Operators in the Nigerian pharmaceutical industry on Tuesday appealed to the Central Bank of Nigeria (CBN) to make a special allocation for all those who are beneficiaries of the healthcare facility to be given forex to import what is needed to boost their production capacity.
They made the call while commending the Central Bank of Nigeria (CBN) for the disbursement of the N100 billion Health Sector Intervention fund.
Speaking at a webinar organised by the Finance Correspondents Association of Nigeria (FICAN) in Lagos, President of the Pharmaceutical Society of Nigeria, Mr.

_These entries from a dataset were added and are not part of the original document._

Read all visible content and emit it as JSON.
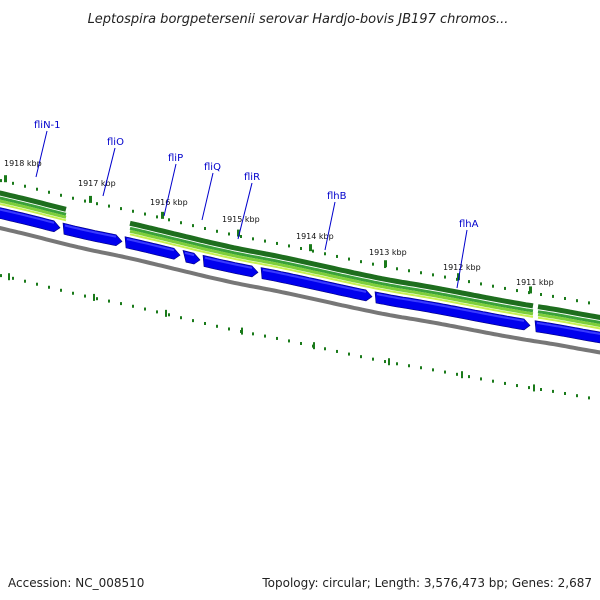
{
  "title": "Leptospira borgpetersenii serovar Hardjo-bovis JB197 chromos...",
  "footer": {
    "accession": "Accession: NC_008510",
    "summary": "Topology: circular; Length: 3,576,473 bp; Genes: 2,687"
  },
  "colors": {
    "gene_blue": "#0000ee",
    "gene_blue_light": "#3a3aff",
    "band_dark": "#1e6e1e",
    "band_mid": "#3aa13a",
    "band_light": "#7fcf3a",
    "band_lighter": "#c8f050",
    "backbone": "#777777",
    "tick": "#1a7a1a",
    "label": "#0000cc"
  },
  "genes": [
    {
      "name": "fliN-1"
    },
    {
      "name": "fliO"
    },
    {
      "name": "fliP"
    },
    {
      "name": "fliQ"
    },
    {
      "name": "fliR"
    },
    {
      "name": "flhB"
    },
    {
      "name": "flhA"
    }
  ],
  "ticks": [
    {
      "label": "1918 kbp"
    },
    {
      "label": "1917 kbp"
    },
    {
      "label": "1916 kbp"
    },
    {
      "label": "1915 kbp"
    },
    {
      "label": "1914 kbp"
    },
    {
      "label": "1913 kbp"
    },
    {
      "label": "1912 kbp"
    },
    {
      "label": "1911 kbp"
    }
  ]
}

Sam Ohuabunwa noted that the requirements for accessing the facility are not too cumbersome.
But he urged the CBN to look into the provision of foreign exchange for manufacturers and also grant a two-year moratorium as against the one year that was stated in the guidelines for accessing the facility.

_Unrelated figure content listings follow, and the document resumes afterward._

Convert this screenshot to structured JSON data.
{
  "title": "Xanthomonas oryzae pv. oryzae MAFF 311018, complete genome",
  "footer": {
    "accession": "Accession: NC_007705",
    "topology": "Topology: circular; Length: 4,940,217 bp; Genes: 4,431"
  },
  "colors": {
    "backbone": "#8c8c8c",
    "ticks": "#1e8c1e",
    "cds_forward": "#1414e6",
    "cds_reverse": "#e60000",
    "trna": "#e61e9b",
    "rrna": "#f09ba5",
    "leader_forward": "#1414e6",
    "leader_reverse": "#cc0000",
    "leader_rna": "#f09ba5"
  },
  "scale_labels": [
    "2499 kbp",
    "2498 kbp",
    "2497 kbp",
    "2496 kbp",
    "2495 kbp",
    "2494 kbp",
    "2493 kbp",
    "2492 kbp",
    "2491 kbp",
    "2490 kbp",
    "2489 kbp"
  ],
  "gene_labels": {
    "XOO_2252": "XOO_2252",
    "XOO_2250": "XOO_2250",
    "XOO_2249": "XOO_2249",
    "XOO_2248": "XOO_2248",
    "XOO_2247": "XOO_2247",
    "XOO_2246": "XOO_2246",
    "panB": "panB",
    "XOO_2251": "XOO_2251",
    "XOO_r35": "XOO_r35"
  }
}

He also called for the elongation of the moratorium, noting that “Instead of one-year moratorium they can give a two-year moratorium and maybe extend the repayment further down the line.”
He said: “From the feedback from most of us that have accessed the loans, they have not been able to convert the money into equipment and material because of the shortage of foreign exchange and indeed, many are running a risk of losing a substantial value of this money and are losing in two sides, inflation and depreciation of the naira.
“We have also sent and issued requests to CBN to make a special provision for the pharmaceutical industry and other healthcare entrepreneurs who have taken advantage of this healthcare and pharmaceutical sector fund for CBN to provide forex directly for that.”
The Chairman of the Pharmaceutical Sector of the Manufacturers Association of Nigeria (MAN) and founder/ Chief Executive of Fidson Pharmaceutical, Dr. Fidelis Ayebae said policy summersault such as the imposition of value-added tax on local pharmaceutical manufacturers while allowing duty-free importation of finished products makes the local industry less competitive.
“In these last three months, importers are enjoying a duty-free window and local manufacturers are suffering a 7.5 tax penalty. This is not helping the industry and if you must grow this country and provide jobs for young Nigerians, the industry is the quickest and the easiest way to develop a nation.”